How glaciers shape the landscape
The Great Aletsch Glacier has shaped the landscape of the Aletsch Arena over thousands of years. During the last ice age (around 18,000 years ago), ice still covered the mountain ridges between the Bettmerhorn and the Riederhorn; only the peaks rose above the ice. How do we know?
The landscape tells us: the area that was then covered by ice is smooth and rounded, but the shapes of the Bettmerhorn and Eggishorn are sharp and jagged.
We can also trace how the Great Aletsch Glacier has grown and receded in the landscape of the Aletsch Forest. Around 11,000 years ago, the terminus of the glacier was in the Rhône Valley and the glacier's edge reached almost as far as Riederfurka.
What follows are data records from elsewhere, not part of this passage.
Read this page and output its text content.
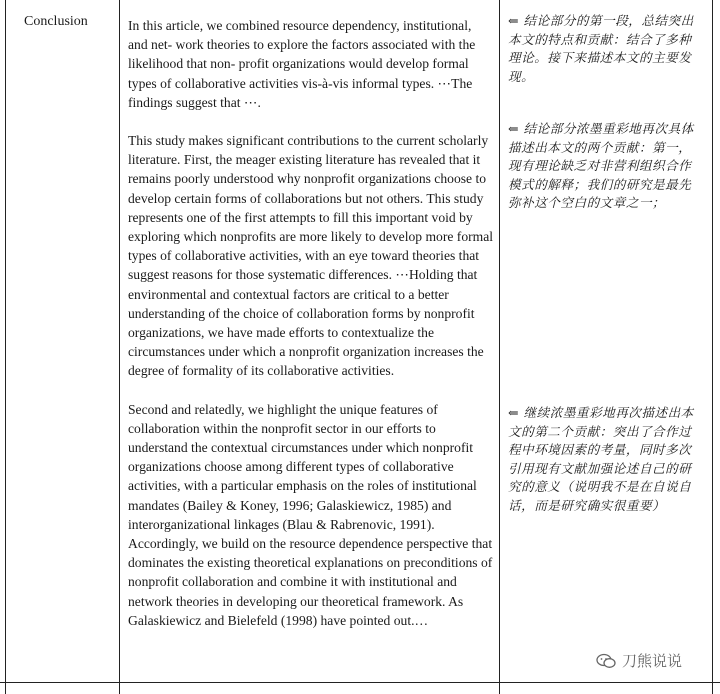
Conclusion	In this article, we combined resource dependency, institutional, and net- work theories to explore the factors associated with the likelihood that non- profit organizations would develop formal types of collaborative activities vis-à-vis informal types. ⋯The findings suggest that ⋯.

This study makes significant contributions to the current scholarly literature. First, the meager existing literature has revealed that it remains poorly understood why nonprofit organizations choose to develop certain forms of collaborations but not others. This study represents one of the first attempts to fill this important void by exploring which nonprofits are more likely to develop more formal types of collaborative activities, with an eye toward theories that suggest reasons for those systematic differences. ⋯Holding that environmental and contextual factors are critical to a better understanding of the choice of collaboration forms by nonprofit organizations, we have made efforts to contextualize the circumstances under which a nonprofit organization increases the degree of formality of its collaborative activities.

Second and relatedly, we highlight the unique features of collaboration within the nonprofit sector in our efforts to understand the contextual circumstances under which nonprofit organizations choose among different types of collaborative activities, with a particular emphasis on the roles of institutional mandates (Bailey & Koney, 1996; Galaskiewicz, 1985) and interorganizational linkages (Blau & Rabrenovic, 1991). Accordingly, we build on the resource dependence perspective that dominates the existing theoretical explanations on preconditions of nonprofit collaboration and combine it with institutional and network theories in developing our theoretical framework. As Galaskiewicz and Bielefeld (1998) have pointed out.…

⇐ 结论部分的第一段，总结突出本文的特点和贡献：结合了多种理论。接下来描述本文的主要发现。
⇐ 结论部分浓墨重彩地再次具体描述出本文的两个贡献：第一，现有理论缺乏对非营利组织合作模式的解释；我们的研究是最先弥补这个空白的文章之一；
⇐ 继续浓墨重彩地再次描述出本文的第二个贡献：突出了合作过程中环境因素的考量，同时多次引用现有文献加强论述自己的研究的意义（说明我不是在自说自话，而是研究确实很重要）
刀熊说说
The immense lateral moraine that was formed in the process is clearly visible from the moraine trail. The maximum extension of the Great Aletsch Glacier to date was around 1860.
At that time, it was around 3 km longer than it is today and the edge of the glacier was a good 200 m higher, near the Aletsch Forest. This area still stands out against the surrounding countryside as a light strip of land with fairly young vegetation.
Did you know:
When two glaciers merge, the lateral moraines join and form a medial moraine. As three large firn fields meet at Concordia, the Great Aletsch Glacier has in fact two medial moraines. These appear as dark lines running along the length of the glacier. Looking in the direction of flow, the glacier's right-hand medial moraine is the Kranzberg medial moraine and the left-hand medial moraine is the Trugberg medial moraine.
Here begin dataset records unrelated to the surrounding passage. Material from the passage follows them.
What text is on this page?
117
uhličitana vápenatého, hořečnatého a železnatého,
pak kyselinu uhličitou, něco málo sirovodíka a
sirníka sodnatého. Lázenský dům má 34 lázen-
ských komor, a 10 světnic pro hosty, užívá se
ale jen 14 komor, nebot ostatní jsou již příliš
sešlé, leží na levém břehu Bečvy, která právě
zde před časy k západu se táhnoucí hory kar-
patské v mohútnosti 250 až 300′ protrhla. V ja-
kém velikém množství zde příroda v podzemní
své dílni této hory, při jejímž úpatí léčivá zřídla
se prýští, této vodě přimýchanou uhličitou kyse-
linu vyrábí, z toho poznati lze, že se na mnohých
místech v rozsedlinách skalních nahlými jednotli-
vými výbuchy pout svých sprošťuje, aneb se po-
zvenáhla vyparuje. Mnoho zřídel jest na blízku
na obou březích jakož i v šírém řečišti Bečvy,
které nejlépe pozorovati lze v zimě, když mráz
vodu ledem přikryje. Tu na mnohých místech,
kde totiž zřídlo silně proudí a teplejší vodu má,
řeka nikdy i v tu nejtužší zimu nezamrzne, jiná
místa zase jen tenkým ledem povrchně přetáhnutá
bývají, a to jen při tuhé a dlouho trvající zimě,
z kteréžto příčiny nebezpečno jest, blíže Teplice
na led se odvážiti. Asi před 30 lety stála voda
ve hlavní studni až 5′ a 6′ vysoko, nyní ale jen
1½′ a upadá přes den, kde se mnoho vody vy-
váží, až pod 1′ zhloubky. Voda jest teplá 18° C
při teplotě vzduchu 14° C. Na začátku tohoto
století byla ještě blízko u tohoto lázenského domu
The effects of climate change
Global warming is also affecting the Aletsch Arena's "ice sea" to a concerning extent. Measurements by the Pro Natura Center Aletsch show that the Great Aletsch
Glacier is experiencing dramatic ablation, shrinking by up to 50 metres in length each year and retreating significantly at the edges.
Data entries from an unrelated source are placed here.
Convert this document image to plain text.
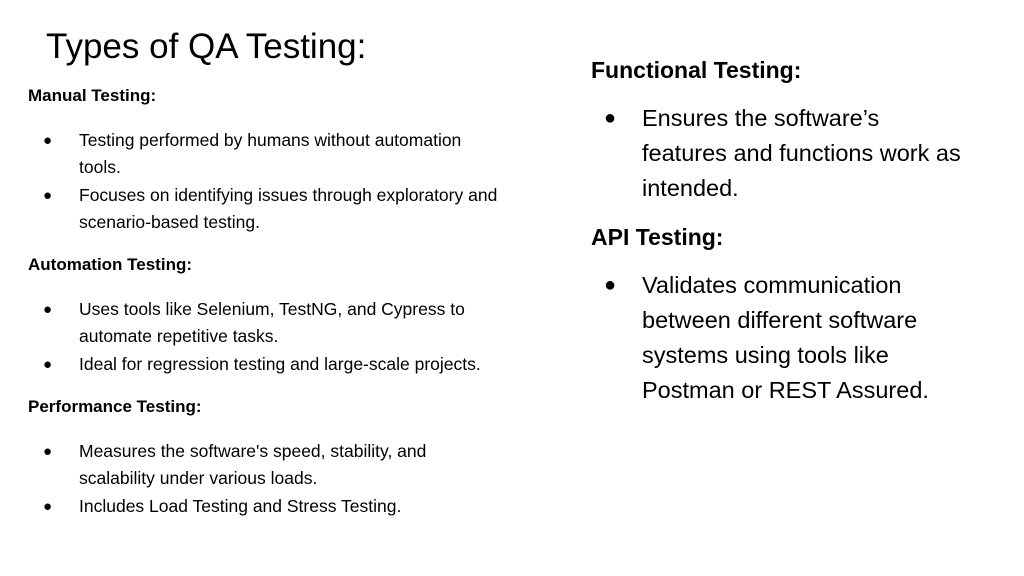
Types of QA Testing:

Manual Testing:

● Testing performed by humans without automation tools.
● Focuses on identifying issues through exploratory and scenario-based testing.

Automation Testing:

● Uses tools like Selenium, TestNG, and Cypress to automate repetitive tasks.
● Ideal for regression testing and large-scale projects.

Performance Testing:

● Measures the software's speed, stability, and scalability under various loads.
● Includes Load Testing and Stress Testing.

Functional Testing:

● Ensures the software’s features and functions work as intended.

API Testing:

● Validates communication between different software systems using tools like Postman or REST Assured.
The Great Aletsch Glacier: facts and figures
Length
23 km – making the Great Aletsch Glacier the longest in the Alps.
Surface area
86 km2; Concordia – where the Grosser Aletschfirn, Jungfraufirn, Ewigschneefeldfirn and Grüneggfirn firn fields merge – is large enough to hold a town such as Chur, Bellinzona or Frauenfeld.
Weight
11 billion tonnes, or the weight of 72.5 million jumbo jets.
Maximum ice thickness
More than 900 m at Concordia.
Velocity
The ice formed in the catchment area of the glacier moves downhill like a viscous mass, providing a constant supply of ice to the snout. The distance covered by the ice over time in the process is the glacier's velocity. The velocity of the Great Aletsch Glacier is 200 m per year at Concordia, and 80 – 90 m per year at the level of the Aletsch Forest.
A huge store of water
If this mass of ice were melted, it could supply every single person on the Earth with a litre of water every day for 4.5 years.
Further reading:
Aletsch – eine Landschaft erzählt. Laudo Albrecht. Fourth volume in the series "Die Reichtümer der Natur im Wallis". Rotten Verlag AG Visp, 1997.